Wolfgang_S · August 13, 2020, 8:44pm

Which logs did you check ?
OH log / events log and / or linux system logs ?

Cronjob starts normally are being logged in the systemlog. On my cubietruck the OS provided cronjob runs hourly:

fgrep -i cron syslog |grep hourl
Aug 10 15:17:01 cubietruck CRON[4176]: (root) CMD (   cd / && run-parts --report /etc/cron.hourly)
Aug 10 16:17:01 cubietruck CRON[8893]: (root) CMD (   cd / && run-parts --report /etc/cron.hourly)
Aug 10 17:17:01 cubietruck CRON[13342]: (root) CMD (   cd / && run-parts --report /etc/cron.hourly)
Aug 10 18:17:01 cubietruck CRON[17828]: (root) CMD (   cd / && run-parts --report /etc/cron.hourly)
Aug 10 19:17:01 cubietruck CRON[22538]: (root) CMD (   cd / && run-parts --report /etc/cron.hourly)
Aug 10 20:17:01 cubietruck CRON[27384]: (root) CMD (   cd / && run-parts --report /etc/cron.hourly)

mstormi · August 13, 2020, 9:56pm

not that I know. I’m not sure but I think NTP is what changed from stretch to buster so maybe that already makes a difference.

RipNCode · August 16, 2020, 1:50pm

I believe this may be solved - I’ve waited a few days to check the behavior before posting a solution - just in case someone else sees this. I do believe now that this is an issue with Stretch and timedatectl while using more updated OH on Openhabian. It may also be an intermittent ntp update issue with debian.ntp.pool servers as I changed those as well. YMMV, but I seem to now have a stable connection and correctly updated Astro and NTP data at the Pi system level and in OH.

Note that the OH logs don’t seem to help much, at least with just INFO. As you check the period of time where the time/date items stop updating, you’ll just see a gap in time where there’s little data logged at the time the item(s) stop updating. After a period (I saw about 4 minutes of no logs), logs resume but no data on the time/date items is ever recorded and no major problems seem to appear.

I ultimately opted to not set a cron job for timedatectl and try to manually check what was happening. Thus far, no cron job is set and it is holding time correctly for 2 days.

Just some more data on symptoms… I saw that the time/date Item based on the NTP binding was falling behind 10-12 seconds behind the actual NTP time as displayed by timedatectl (crudely measure by manually counting the time). I recognize that some of this is the update of the UI time, but over time, the time in the UI drifts further. This happened almost immediately after the time/date item was correctly set after a restart of OH. At some point, the time/date items in OH just stop updating at all. Checking time with timedatectl from the command line always shows correct time/date, but the time/date items in OH just stop updating.

If you see some similar behavior, check the systemd-timesyncd service:

sudo systemctl status systemd-timesyncd

If you see the following error, this fix should work:

Network configuration changed, trying to establish connection.

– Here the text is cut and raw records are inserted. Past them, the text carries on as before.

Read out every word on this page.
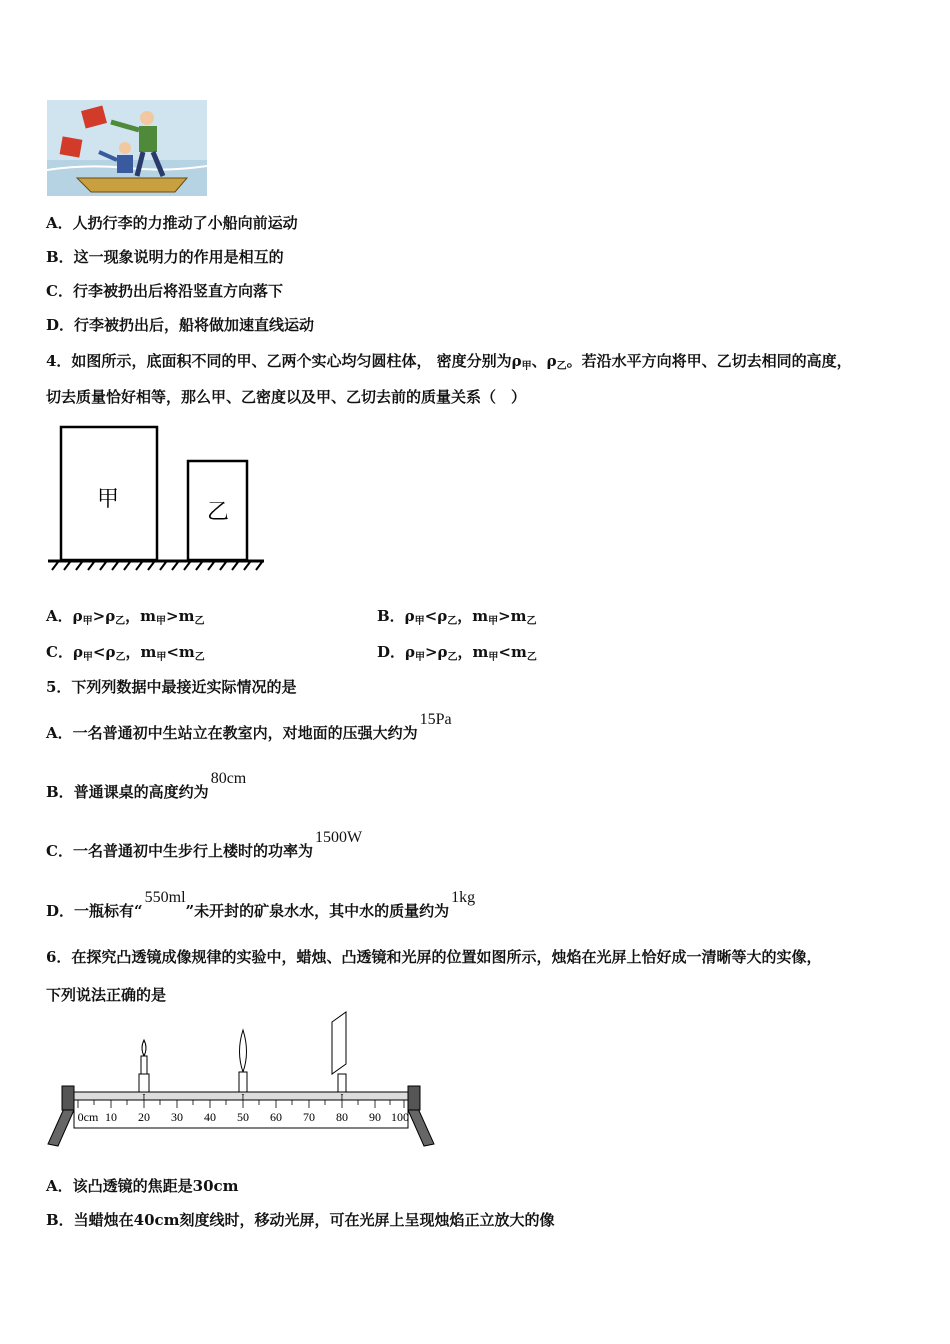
A．人扔行李的力推动了小船向前运动
B．这一现象说明力的作用是相互的
C．行李被扔出后将沿竖直方向落下
D．行李被扔出后，船将做加速直线运动
4．如图所示，底面积不同的甲、乙两个实心均匀圆柱体， 密度分别为$\rho_甲$、$\rho_乙$。若沿水平方向将甲、乙切去相同的高度，
切去质量恰好相等，那么甲、乙密度以及甲、乙切去前的质量关系（　）
甲
乙
A．$\rho_甲>\rho_乙$，$m_甲>m_乙$	B．$\rho_甲<\rho_乙$，$m_甲>m_乙$
C．$\rho_甲<\rho_乙$，$m_甲<m_乙$	D．$\rho_甲>\rho_乙$，$m_甲<m_乙$
5．下列列数据中最接近实际情况的是
A．一名普通初中生站立在教室内，对地面的压强大约为15Pa
B．普通课桌的高度约为80cm
C．一名普通初中生步行上楼时的功率为1500W
D．一瓶标有“550ml”未开封的矿泉水水，其中水的质量约为1kg
6．在探究凸透镜成像规律的实验中，蜡烛、凸透镜和光屏的位置如图所示，烛焰在光屏上恰好成一清晰等大的实像，
下列说法正确的是
0cm 10 20 30 40 50 60 70 80 90 100
I	I	I
A．该凸透镜的焦距是30cm
B．当蜡烛在40cm刻度线时，移动光屏，可在光屏上呈现烛焰正立放大的像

Even if the system time, as checked with

timedatectl status

is correct, and it shows syncing with NTP is ‘yes’ this should work.

Edit

/etc/systemd/timesyncd.conf

and uncomment the ntp and #FallbackNTP lines. I ultimately had to add a few non-debian ntp servers in the latter line (separate with a space) to make everything work. This is why it may just be an issue with their servers and may be temporary.

Exit the editor and reload the unit files:

sudo systemctl daemon-reload

Restart the service.

sudo systemctl restart systemd-timesyncd

At this point, it should update correctly. You can recheck the status and make sure it’s connecting. In my case, it is connected to the pool.ntp.org servers, sames as set in OH. It has now been running a couple of days with no drift and no failure in Astro.

This is openhabian running OH 2.5.7 on a Pi 3B+ running Stretch. I am looking at upgrading to a Pi 4 soon, and I will test moving from Stretch to Buster. Point being, it will work with Stretch.